1. Field of the Invention
The present invention relates to synchronizing multiple disk drives.
2. Background Art
Disk drives store data on rotating storage elements such as magnetic or optical disks. An array of disk drives may be used to increase data throughput, decrease access latency, provide fault tolerance, and the like. A common disk array system for distributing data amongst several disks is referred to as a Redundant Array of Independent Drives (RAID). In a typical RAID system, a single logical storage device is created using multiple physical devices, such as magnetic disk hard drives. There are many RAID techniques (known as “levels”) with varying design goals and performance profiles. Some of the most common are RAID levels 1, 5, 10, and 0+1. In such RAID systems, a single block of data is distributed across multiple physical drives. The failure of any single disk causes no data loss due to redundant storage.

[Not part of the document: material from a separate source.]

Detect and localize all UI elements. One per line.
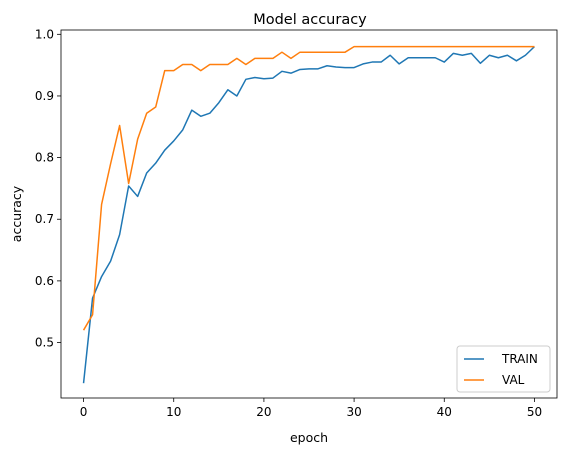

In order to increase performance, data may be written to multiple disks in different disk drives roughly simultaneously. However, as disks in different drives tend to be in different relative rotational positions, the latency before accessing data may be different for each drive. Various solutions for synchronizing the disks in different disk drives have been proposed. Typically, a master disk drive generates a synchronization signal that is distributed to the remaining slave drives. All these solutions require special wiring for distributing the synchronization signaling. This increases the cost of such systems and makes installation into existing disk arrays difficult.